Most impressively, the same is true of one of the film’s villains, the brilliant chemist Isabella Maru (nicknamed Doctor Poison and played with affecting vulnerability by Elena Anaya). Like so many comic book villains before her, Poison is pantomime for portions of the story, but in the final act Jenkins brings out her humanity. She lets her guard down during a conversation with Steve at a gala ball, and this draws genuine sympathy as we know Steve’s only talking to her as part of a wider plan to thwart her bosses. Later, she’s offered up to Diana as a victim in a final test for our hero: can she find the humanity in this villain or will she deliver the vengeance she ‘deserves’? Without ever forgiving her for her sins, Jenkins draws compassion for Poison by having her mask drop away to reveal a scarred, scared woman who’s more manipulated than malicious. Diana, of course, stands down. And so do we. War has forced an identity on her just as it has Charlie.

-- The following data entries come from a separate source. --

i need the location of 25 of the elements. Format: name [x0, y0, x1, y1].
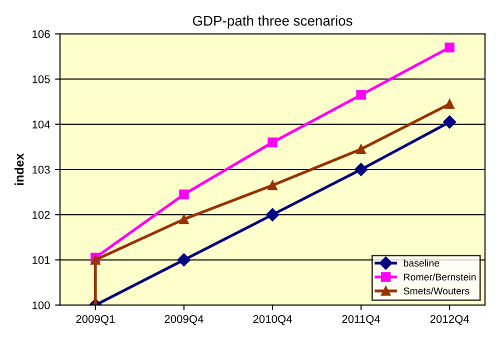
y-tick-label: 101: [32, 256, 50, 264]
x-tick-label: 2009Q4: [164, 315, 204, 325]
point: [354, 162, 368, 176]
y-tick-label: 102: [32, 210, 50, 219]
point: [442, 115, 456, 129]
legend-label: Smets/Wouters: [404, 287, 470, 294]
y-axis-title: index: [14, 153, 24, 185]
y-tick-label: 100: [32, 301, 50, 310]
point: [444, 42, 454, 52]
x-tick-label: 2011Q4: [342, 315, 380, 325]
legend-label: baseline: [404, 259, 440, 267]
y-tick-label: 105: [32, 75, 50, 84]
point: [268, 138, 278, 148]
point: [266, 208, 280, 222]
y-tick-label: 103: [32, 166, 50, 174]
chart-title: GDP-path three scenarios: [192, 16, 352, 28]
y-tick-label: 106: [32, 30, 50, 38]
x-tick-label: 2009Q1: [76, 315, 115, 325]
legend-label: Romer/Bernstein: [404, 273, 476, 281]
point: [177, 253, 191, 266]
x-tick-label: 2012Q4: [430, 315, 470, 325]
x-tick-label: 2010Q4: [253, 315, 292, 325]
point: [179, 190, 189, 200]
y-tick-label: 104: [32, 120, 50, 128]
point: [356, 90, 366, 100]
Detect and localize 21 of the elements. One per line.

That’s the power of Wonder Woman. It asks something of its audience. Yes, come to see the film because it’s an entertaining comic book flick, but please prepare to think, have some preconceptions challenged and be genuinely moved in ways you may not be prepared for. I certainly was in the film’s finale, when we see Steve and Diana separated: Diana racing off to thwart the villainous God Ares, Steve needing to take care of a payload of poisonous gas. They’ve recently fallen out, and Hollywood structure has taught us to expect the final act to resolve this before presenting us with a happy ending. Well, Wonder Woman does and does not do that because Steve dies while nullifying the gas threat. Before this happens, however, he has an emotional goodbye scene with Diana, and here Jenkins does something truly remarkable.
The first time we see the scene, we don’t hear the dialogue. Diana’s been deafened by a bomb blast, so all we hear is mumbles from Steve’s mouth. However, as Ares is tempting Diana to exact vengeance on Doctor Poison, we cut back. This time, we do hear the dialogue: Steve’s explaining his plan and telling Diana that he loves her. Diana hears his words too, but whether this is literal reality is unclear. Is Diana, now recovered from the shock of the bomb blast, thinking clearly again and can therefore remember what Steve said? Or is she conjuring an imagined version of what she believes Steve said, what her affection for him tells her he said?
The film never seems to offer a clear answer, and for me that’s very much the point. “It’s not about ‘deserve’,” Diana tells Ares as he insists that humanity has done nothing to earn her help. “It’s about what you believe.” By remembering the best of Steve, by believing that his final words to her were ones of sacrifice and love, she not only asserts her strength independent of him, but proves that idealism, love, compassion and unwavering belief in those things can have a place in a practical world. In fact, they must. If they don’t then the value of peace is lost, even if the war is won.
Peace is not some intangible concept that’s simply the absence of conflict, Wonder Woman tells us. It’s something that exists every second of every day in every interaction we have. By exploding gender roles, by demanding its audience question what they see, by collapsing the comic book binary of good and evil, Wonder Woman brilliantly restructures both the superhero genre and the war film, and asks us all to believe. Believe in each other, believe in love, believe in goodness. Because in a world of war where we’re told loudly and violently that things are one way and always will be, sometimes believing is our only and best weapon.